In a break from the usual cops and robber movie the line between crook and cop are a little blurry here. Sure Walken's character is a crook who kills people and then goes to parties laden with cocaine and sex, but he kills other scum bags and tries to use his new found freedom to do good things for charity. He's a character who is using his empire as a means to do what he feels is the right thing and raise a poor community up from its poor roots.

The cops on the other hand believe that a crook, will forever be a crook. As David Caruso's (CSI: Miami joke here) character aptly puts, that the more people he kills the more it reflects badly on the cops whilst no matter what they do to stop Frank, he always gets away scot-free. I can definitely see the positives and negatives from both sides as they can be both as bad and both as justifiable in their actions. Really well thought out stuff when you think about it, and this was a film made 12 years before the Wire (which I've still got to finish watching).

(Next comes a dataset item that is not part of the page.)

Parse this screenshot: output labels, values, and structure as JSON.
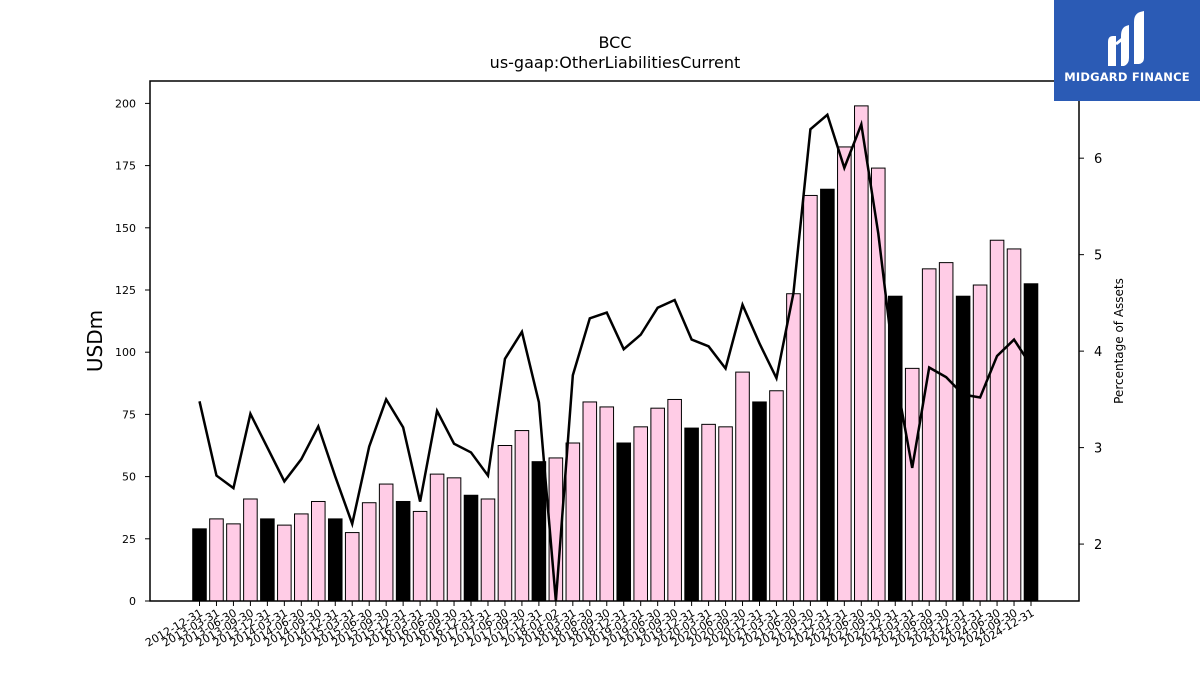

Though while I do say it's uneven I still hold to that. Some bits feel a little rushed in pacing and even the lawyer girlfriend to Frank White seems to vanish into thin air during the third act of the film.

But despite being a low budget film, it is still a pretty good looking film with an impressive cast (including Lawrence Fishburn, Wesley Snipes and David Caruso) who play their parts really well. I did have a few niggling problems, mostly with the sound though that could attribute to the copy of the film I had. But the climax of this film is where it's really at as everything that has been building up to this comes to an exciting head.

It's such a shame that this film has been so over looked, I mean I only really found out about it through Christopher Walken's film list. It deserves a lot more credit.